A dramatic spike in collecting by high net worth individuals (HNWI) bolstered the recovery. Their spending leapt by some 42% on average, to $242,000 – even higher than in the full year of 2019. Millennials drove the recovery, spending more than three times as much as their older peers, an average of $378,000. The fastest-growing spenders were women, who grew their expenditure by over one-third, to $410,000, while men spent only 9% more.

Robust sales helped dealers bring back the employees lost as a result of the pandemic. While nearly a quarter (23%) downsized in 2020, a quarter were hiring in 2021, while just 13% lost staff. Dealers employed an average of seven people in the first half of the year, the same number as in 2019.
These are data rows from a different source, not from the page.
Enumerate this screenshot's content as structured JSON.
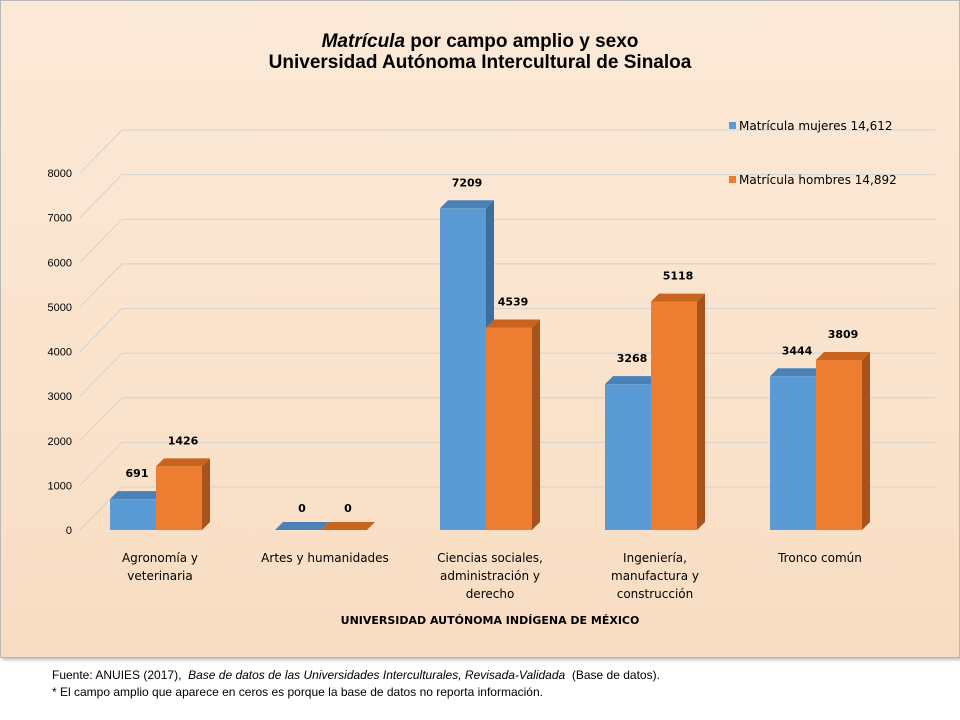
{
  "chart_data": {
    "type": "bar",
    "title_line1_italic": "Matrícula",
    "title_line1_rest": " por campo amplio y sexo",
    "title_line2": "Universidad Autónoma Intercultural de Sinaloa",
    "categories": [
      [
        "Agronomía y",
        "veterinaria"
      ],
      [
        "Artes y humanidades"
      ],
      [
        "Ciencias sociales,",
        "administración y",
        "derecho"
      ],
      [
        "Ingeniería,",
        "manufactura y",
        "construcción"
      ],
      [
        "Tronco común"
      ]
    ],
    "series": [
      {
        "name": "Matrícula mujeres  14,612",
        "values": [
          691,
          0,
          7209,
          3268,
          3444
        ]
      },
      {
        "name": "Matrícula hombres 14,892",
        "values": [
          1426,
          0,
          4539,
          5118,
          3809
        ]
      }
    ],
    "ylim": [
      0,
      8000
    ],
    "yticks": [
      "0",
      "1000",
      "2000",
      "3000",
      "4000",
      "5000",
      "6000",
      "7000",
      "8000"
    ],
    "xlabel": "UNIVERSIDAD AUTÓNOMA INDÍGENA DE MÉXICO",
    "ylabel": "",
    "grid": true,
    "legend": "top-right"
  },
  "colors": {
    "mujeres_front": "#5b9bd5",
    "mujeres_side": "#3c6f9e",
    "mujeres_top": "#4a82b8",
    "hombres_front": "#ed7d31",
    "hombres_side": "#a9531c",
    "hombres_top": "#c9641f"
  },
  "footer": {
    "source_prefix": "Fuente: ANUIES (2017),",
    "source_italic": "Base de datos de las Universidades Interculturales, Revisada-Validada",
    "source_suffix": "(Base de datos).",
    "note": "* El campo amplio que aparece en ceros es porque la base de datos no reporta información."
  }
}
Despite the travails of the pandemic era, dealers were overwhelmingly optimistic at the close of June, with almost all (91%) expecting that sales would either increase or remain stable in the 12 months to come. More than three-quarters (78%) predicted they would be able to maintain the same number of employees; 18% were even looking to expand.

Data from the report suggests that one thing driving that expansion may be sales of purely digital artworks of the kind that many dealers had given scant thought before this year. A gold rush to NFTs (non-fungible tokens) began when a work by artist Mike Winkelmann, aka Beeple, sold for an astonishing $69.3 million at Christie’s in March. Now, almost half of HNW collectors (48%) are interested in purchasing digital artworks over the next 12 months. In the end, this trend may, like the turn to online sales, last longer than many art industry observers would ever have predicted.